Zunächst einmal sei die Angelegenheit totgeschwiegen worden. Als der 34-Jährige sie jedoch einige Tage später erneut bedrängte und zu küssen versucht habe, offenbarte sich die Pflegerin erst der Heimleitung und anschließend der Polizei. Nachdem die Polizei ermittelt hatte, verhängte die Staatsanwaltschaft Ravensburg am 12. Juli diesen Jahres einen Strafbefehl wegen einer exhibitionistischen Handlung: 90 Tagessätze á zehn Euro. Weil der Beschuldigte dagegen Widerspruch einlegte, landete die Sache vor dem Amtsgericht.
Bei der Verhandlung bestritt der Mann wort- und gestenreich die Anschuldigungen und versuchte, vielmehr sich als Opfer darzustellen. Er erklärte, dass die jungen Kolleginnen – vor allem in gemeinsamen Rauchpausen – anzügliche Bemerkungen fallen gelassen und ihn begrapscht hatten. Natürlich habe er alle Avancen zurückgewiesen, er sei ja schließlich verheiratet, betonte der Angeklagte. Laut seiner Aussage sei damals nichts passiert und der Tatvorwurf frei erfunden.

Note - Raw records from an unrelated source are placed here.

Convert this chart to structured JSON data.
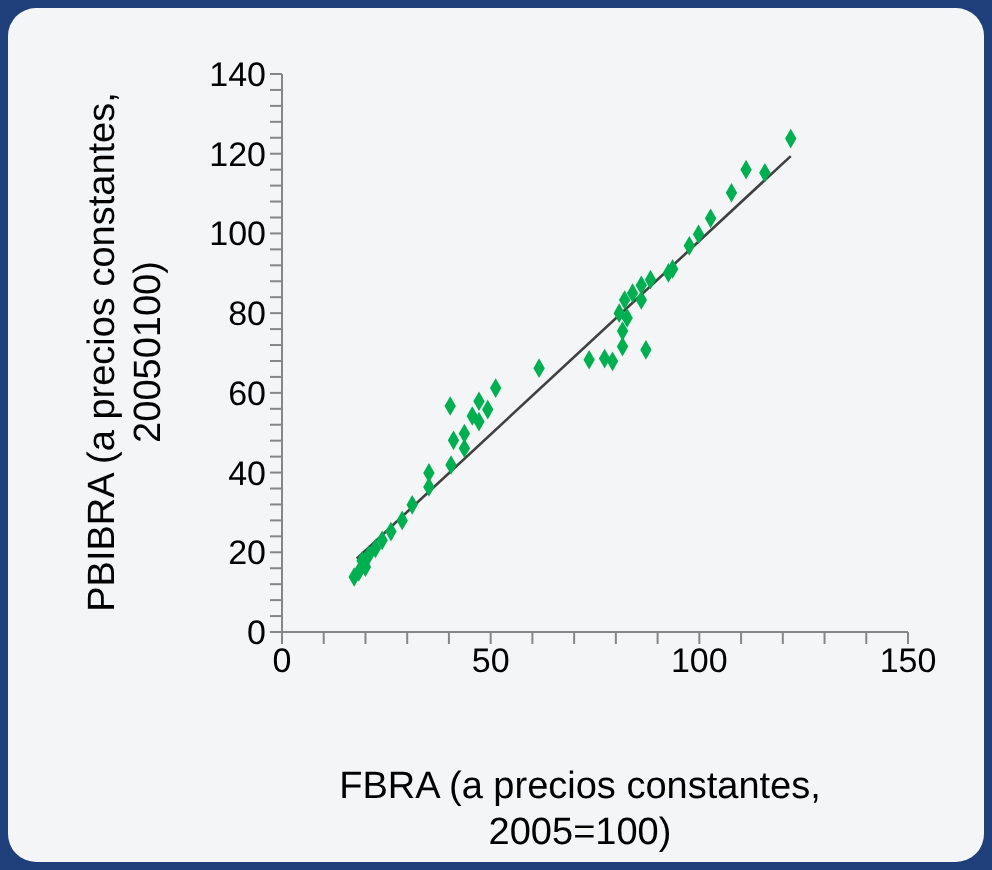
{
  "chart_data": {
    "type": "scatter",
    "xlabel": "FBRA (a precios constantes, 2005=100)",
    "ylabel": "PBIBRA (a precios constantes, 20050100)",
    "series": [
      {
        "color": "#00b050",
        "marker": "diamond",
        "x": [
          121.9,
          111.2,
          115.7,
          107.7,
          102.7,
          99.8,
          97.6,
          93.6,
          92.6,
          88.3,
          86.1,
          86.1,
          84.0,
          82.1,
          80.8,
          82.7,
          81.6,
          81.6,
          87.2,
          79.2,
          77.3,
          73.6,
          61.6,
          51.2,
          40.3,
          47.2,
          49.3,
          45.6,
          47.2,
          43.7,
          41.1,
          43.7,
          40.5,
          35.2,
          35.2,
          31.2,
          28.8,
          26.1,
          24.0,
          22.4,
          20.8,
          19.2,
          20.0,
          18.4,
          17.3
        ],
        "values": [
          123.8,
          116.0,
          115.2,
          110.2,
          103.8,
          99.8,
          96.9,
          91.1,
          90.1,
          88.4,
          87.0,
          83.3,
          85.0,
          83.3,
          80.0,
          78.8,
          75.5,
          71.6,
          70.8,
          67.9,
          68.6,
          68.3,
          66.2,
          61.2,
          56.7,
          57.9,
          55.8,
          54.2,
          52.8,
          49.8,
          48.1,
          46.1,
          41.9,
          39.9,
          36.4,
          31.9,
          28.0,
          25.2,
          23.0,
          21.0,
          19.3,
          17.9,
          16.3,
          15.1,
          13.8
        ]
      },
      {
        "type": "line",
        "color": "#404040",
        "marker": "none",
        "x": [
          17.9,
          121.9
        ],
        "values": [
          18.4,
          119.4
        ]
      }
    ],
    "xlim": [
      0,
      150
    ],
    "xticks": [
      0,
      {
        "value": 10,
        "label": null
      },
      {
        "value": 20,
        "label": null
      },
      {
        "value": 30,
        "label": null
      },
      {
        "value": 40,
        "label": null
      },
      50,
      {
        "value": 60,
        "label": null
      },
      {
        "value": 70,
        "label": null
      },
      {
        "value": 80,
        "label": null
      },
      {
        "value": 90,
        "label": null
      },
      100,
      {
        "value": 110,
        "label": null
      },
      {
        "value": 120,
        "label": null
      },
      {
        "value": 130,
        "label": null
      },
      {
        "value": 140,
        "label": null
      },
      150
    ],
    "ylim": [
      0,
      140
    ],
    "yticks": [
      0,
      {
        "value": 4,
        "label": null
      },
      {
        "value": 8,
        "label": null
      },
      {
        "value": 12,
        "label": null
      },
      {
        "value": 16,
        "label": null
      },
      20,
      {
        "value": 24,
        "label": null
      },
      {
        "value": 28,
        "label": null
      },
      {
        "value": 32,
        "label": null
      },
      {
        "value": 36,
        "label": null
      },
      40,
      {
        "value": 44,
        "label": null
      },
      {
        "value": 48,
        "label": null
      },
      {
        "value": 52,
        "label": null
      },
      {
        "value": 56,
        "label": null
      },
      60,
      {
        "value": 64,
        "label": null
      },
      {
        "value": 68,
        "label": null
      },
      {
        "value": 72,
        "label": null
      },
      {
        "value": 76,
        "label": null
      },
      80,
      {
        "value": 84,
        "label": null
      },
      {
        "value": 88,
        "label": null
      },
      {
        "value": 92,
        "label": null
      },
      {
        "value": 96,
        "label": null
      },
      100,
      {
        "value": 104,
        "label": null
      },
      {
        "value": 108,
        "label": null
      },
      {
        "value": 112,
        "label": null
      },
      {
        "value": 116,
        "label": null
      },
      120,
      {
        "value": 124,
        "label": null
      },
      {
        "value": 128,
        "label": null
      },
      {
        "value": 132,
        "label": null
      },
      {
        "value": 136,
        "label": null
      },
      140
    ],
    "grid": false
  }
}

Die junge Pflegerin, die als erste Zeugin aussagte, blieb bei ihrer Version. Sie berichtete, dass der 34-Jährige vor dem Vorfall gerne mit Frauengeschichten geprahlt und auch Flirtversuche gestartet habe. Bis zu jenem verhängnisvollen Abend sei sie mit ihm "immer gut klargekommen". Auch die Kollegin, die der 22-Jährigen zu Hilfe gekommen war, blieb bei ihrer Aussage, die sie schon bei der Polizei abgegeben hatte. Sie sagte, dass der Mann "erschrocken geguckt" habe, als sie hinzukam, und sich gerade die Hose schloss.
"Unvorstellbare" Vorwürfe
Die Verteidigung holte mit der Vermieterin und zwei Bekannten der Familie drei Frauen in den Zeugenstand, die allesamt den guten Leumund und den einwandfreien Charakter des Angeklagten bestätigten. Dass er durch sexistisches Verhalten aufhält oder gar zu Übergriff fähig ist, hielten alle drei für unvorstellbar.

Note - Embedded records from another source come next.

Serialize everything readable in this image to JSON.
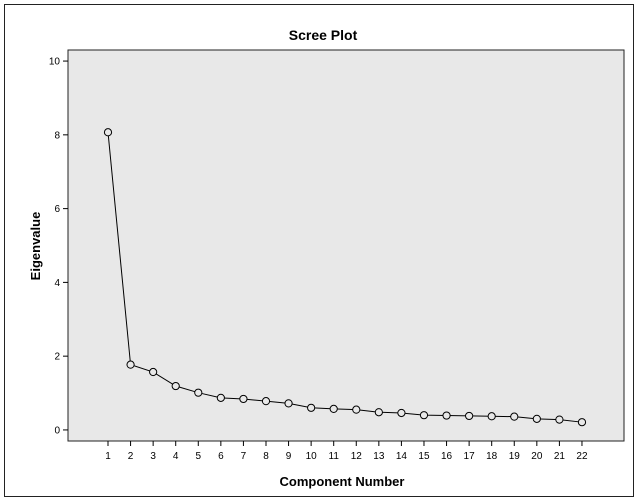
{
  "chart_data": {
    "type": "line",
    "title": "Scree Plot",
    "xlabel": "Component Number",
    "ylabel": "Eigenvalue",
    "x": [
      1,
      2,
      3,
      4,
      5,
      6,
      7,
      8,
      9,
      10,
      11,
      12,
      13,
      14,
      15,
      16,
      17,
      18,
      19,
      20,
      21,
      22
    ],
    "y_ticks": [
      0,
      2,
      4,
      6,
      8,
      10
    ],
    "ylim": [
      -0.3,
      10.3
    ],
    "series": [
      {
        "values": [
          8.07,
          1.77,
          1.57,
          1.19,
          1.01,
          0.87,
          0.84,
          0.78,
          0.72,
          0.6,
          0.57,
          0.55,
          0.48,
          0.46,
          0.4,
          0.39,
          0.38,
          0.37,
          0.36,
          0.3,
          0.28,
          0.21
        ]
      }
    ],
    "grid": false,
    "colors": {
      "plot_background": "#e8e8e8",
      "line": "#000000",
      "marker_fill": "#e8e8e8"
    }
  }
}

Nicht so Staatsanwalt Wolfgang Angster, der in seinem Plädoyer die zentrale Frage aufwarf: "Warum sollten die beiden Frauen eine solche Geschichte erfinden?" Er ordnete die Aussagen der beiden Altenpflegerinnen als glaubhaft ein. Sie hätten auch keinen zweiten Vorfall abwarten müssen, wenn sie den 34-Jährigen anschwärzen wollten, sondern schnurstracks zur Polizei gehen können. Rechtsanwalt Boris Koch stellte eine Gegenfrage: "Warum soll mein Mandant die Tat begangen haben?" Die Schilderungen der jungen Frau nannte er "völlig abstrus", denn: "Hätte der Angeklagte vor der dementen Patientin sexuell intim werden wollen?" Weil für ihn der Vorfall nicht erwiesen sei, forderte er einen Freispruch.

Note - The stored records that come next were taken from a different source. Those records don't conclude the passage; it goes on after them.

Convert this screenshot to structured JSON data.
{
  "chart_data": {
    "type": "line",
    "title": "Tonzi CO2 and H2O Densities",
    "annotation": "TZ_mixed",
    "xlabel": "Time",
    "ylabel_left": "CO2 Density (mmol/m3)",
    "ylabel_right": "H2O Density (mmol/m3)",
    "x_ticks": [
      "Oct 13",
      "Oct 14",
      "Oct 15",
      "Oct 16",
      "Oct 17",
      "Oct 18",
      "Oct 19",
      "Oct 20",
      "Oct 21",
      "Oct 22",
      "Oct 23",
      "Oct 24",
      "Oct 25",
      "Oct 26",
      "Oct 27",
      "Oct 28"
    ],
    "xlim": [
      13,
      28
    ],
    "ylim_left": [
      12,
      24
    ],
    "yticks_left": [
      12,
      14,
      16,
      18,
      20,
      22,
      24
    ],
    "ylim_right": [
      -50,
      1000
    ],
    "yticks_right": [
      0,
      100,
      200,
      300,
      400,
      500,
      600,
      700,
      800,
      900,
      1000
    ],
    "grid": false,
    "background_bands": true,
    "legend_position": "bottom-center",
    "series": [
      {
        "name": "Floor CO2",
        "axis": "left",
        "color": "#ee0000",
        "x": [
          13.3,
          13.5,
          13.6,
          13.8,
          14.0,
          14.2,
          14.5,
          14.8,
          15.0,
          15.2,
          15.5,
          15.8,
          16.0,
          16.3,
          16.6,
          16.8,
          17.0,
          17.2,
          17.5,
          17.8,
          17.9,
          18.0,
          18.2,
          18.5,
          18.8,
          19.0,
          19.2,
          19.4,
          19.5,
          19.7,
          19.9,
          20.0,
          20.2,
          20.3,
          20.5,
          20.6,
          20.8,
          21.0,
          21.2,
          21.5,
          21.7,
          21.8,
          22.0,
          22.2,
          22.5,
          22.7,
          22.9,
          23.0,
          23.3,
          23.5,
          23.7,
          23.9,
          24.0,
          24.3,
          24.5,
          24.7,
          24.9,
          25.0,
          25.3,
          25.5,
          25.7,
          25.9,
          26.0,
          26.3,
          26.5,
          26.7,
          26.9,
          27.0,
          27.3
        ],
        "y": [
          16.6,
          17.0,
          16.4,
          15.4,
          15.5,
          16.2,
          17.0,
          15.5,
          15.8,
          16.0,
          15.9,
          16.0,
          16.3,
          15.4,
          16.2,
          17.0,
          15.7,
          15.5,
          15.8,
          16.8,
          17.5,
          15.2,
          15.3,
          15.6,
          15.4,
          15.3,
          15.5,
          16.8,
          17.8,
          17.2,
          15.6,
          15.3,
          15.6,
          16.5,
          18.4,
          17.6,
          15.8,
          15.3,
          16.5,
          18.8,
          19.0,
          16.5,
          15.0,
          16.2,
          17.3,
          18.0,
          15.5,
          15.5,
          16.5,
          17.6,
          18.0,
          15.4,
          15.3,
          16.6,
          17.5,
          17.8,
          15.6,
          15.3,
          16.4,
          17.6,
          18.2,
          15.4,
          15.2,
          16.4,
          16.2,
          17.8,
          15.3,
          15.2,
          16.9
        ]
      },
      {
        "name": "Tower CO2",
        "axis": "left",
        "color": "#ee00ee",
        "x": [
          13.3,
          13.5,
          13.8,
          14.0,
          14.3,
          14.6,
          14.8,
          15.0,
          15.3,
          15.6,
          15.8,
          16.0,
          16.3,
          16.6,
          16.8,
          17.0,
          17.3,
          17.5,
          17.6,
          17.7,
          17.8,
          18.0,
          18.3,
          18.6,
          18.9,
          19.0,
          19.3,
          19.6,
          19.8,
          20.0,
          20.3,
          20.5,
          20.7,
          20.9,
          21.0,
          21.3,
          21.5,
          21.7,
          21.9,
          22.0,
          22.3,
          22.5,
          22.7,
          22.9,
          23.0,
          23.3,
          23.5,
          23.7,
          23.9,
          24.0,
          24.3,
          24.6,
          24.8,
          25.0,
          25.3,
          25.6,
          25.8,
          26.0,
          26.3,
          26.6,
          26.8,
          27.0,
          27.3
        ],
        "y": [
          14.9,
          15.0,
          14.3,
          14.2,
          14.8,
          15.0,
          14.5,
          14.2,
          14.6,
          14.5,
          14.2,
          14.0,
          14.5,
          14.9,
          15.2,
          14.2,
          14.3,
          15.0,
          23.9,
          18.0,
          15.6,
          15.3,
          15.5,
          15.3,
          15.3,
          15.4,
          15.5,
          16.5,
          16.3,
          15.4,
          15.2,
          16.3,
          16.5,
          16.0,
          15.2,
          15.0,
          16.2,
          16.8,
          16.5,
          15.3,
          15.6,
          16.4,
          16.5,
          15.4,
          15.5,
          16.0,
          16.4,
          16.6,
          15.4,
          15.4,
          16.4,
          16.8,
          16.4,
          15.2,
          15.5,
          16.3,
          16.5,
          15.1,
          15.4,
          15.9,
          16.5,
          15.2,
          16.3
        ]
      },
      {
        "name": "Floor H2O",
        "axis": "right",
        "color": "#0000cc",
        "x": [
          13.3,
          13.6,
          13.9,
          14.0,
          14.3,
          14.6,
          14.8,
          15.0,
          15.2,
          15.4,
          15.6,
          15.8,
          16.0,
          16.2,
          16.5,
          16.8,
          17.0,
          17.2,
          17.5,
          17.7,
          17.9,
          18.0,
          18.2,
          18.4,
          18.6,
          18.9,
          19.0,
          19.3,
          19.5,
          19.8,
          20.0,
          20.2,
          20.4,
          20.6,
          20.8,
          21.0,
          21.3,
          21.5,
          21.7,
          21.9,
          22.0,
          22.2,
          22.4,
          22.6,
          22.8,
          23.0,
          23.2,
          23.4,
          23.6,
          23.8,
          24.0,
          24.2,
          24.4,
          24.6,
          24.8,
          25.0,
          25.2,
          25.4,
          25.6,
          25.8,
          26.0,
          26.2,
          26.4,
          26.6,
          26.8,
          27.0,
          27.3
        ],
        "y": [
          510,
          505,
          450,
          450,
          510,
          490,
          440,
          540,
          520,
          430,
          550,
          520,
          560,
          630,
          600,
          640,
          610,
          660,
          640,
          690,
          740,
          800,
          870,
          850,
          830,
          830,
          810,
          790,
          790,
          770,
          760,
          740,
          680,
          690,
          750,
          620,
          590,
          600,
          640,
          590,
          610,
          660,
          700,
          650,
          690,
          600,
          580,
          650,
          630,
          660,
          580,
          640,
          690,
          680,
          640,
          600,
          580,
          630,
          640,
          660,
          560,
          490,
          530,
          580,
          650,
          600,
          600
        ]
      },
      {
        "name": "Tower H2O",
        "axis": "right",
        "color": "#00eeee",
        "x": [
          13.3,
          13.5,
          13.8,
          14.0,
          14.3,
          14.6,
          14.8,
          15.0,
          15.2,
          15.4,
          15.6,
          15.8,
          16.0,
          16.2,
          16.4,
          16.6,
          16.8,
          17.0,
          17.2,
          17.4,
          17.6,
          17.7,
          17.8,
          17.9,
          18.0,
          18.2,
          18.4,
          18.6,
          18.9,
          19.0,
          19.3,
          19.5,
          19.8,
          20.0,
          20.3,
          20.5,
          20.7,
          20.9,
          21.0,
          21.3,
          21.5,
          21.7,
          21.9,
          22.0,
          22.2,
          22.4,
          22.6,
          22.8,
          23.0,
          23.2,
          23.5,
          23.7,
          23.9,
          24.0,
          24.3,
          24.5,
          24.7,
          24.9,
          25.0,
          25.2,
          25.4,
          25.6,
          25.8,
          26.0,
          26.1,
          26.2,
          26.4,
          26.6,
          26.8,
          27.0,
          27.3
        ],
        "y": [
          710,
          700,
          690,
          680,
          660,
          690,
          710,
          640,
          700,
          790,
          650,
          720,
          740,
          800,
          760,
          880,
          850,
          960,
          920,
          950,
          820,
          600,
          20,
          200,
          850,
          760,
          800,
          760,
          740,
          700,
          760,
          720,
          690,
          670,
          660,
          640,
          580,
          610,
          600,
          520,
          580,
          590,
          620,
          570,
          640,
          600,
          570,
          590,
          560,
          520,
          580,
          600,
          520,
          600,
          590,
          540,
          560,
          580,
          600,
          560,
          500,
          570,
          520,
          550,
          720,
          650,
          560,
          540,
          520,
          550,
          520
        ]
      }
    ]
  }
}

Richterin Kathrin Lauchstädt folgte bei ihrem Urteilsspruch voll der Argumentation der Staatsanwaltschaft. Sie konnte kein Motiv für eine falsche Anschuldigung erkennen und hielt ein Komplott der beiden Frauen für "abwegig". Mit 90 Tagessätzen á zehn Euro bestätigte sie den ursprünglichen Strafbefehl.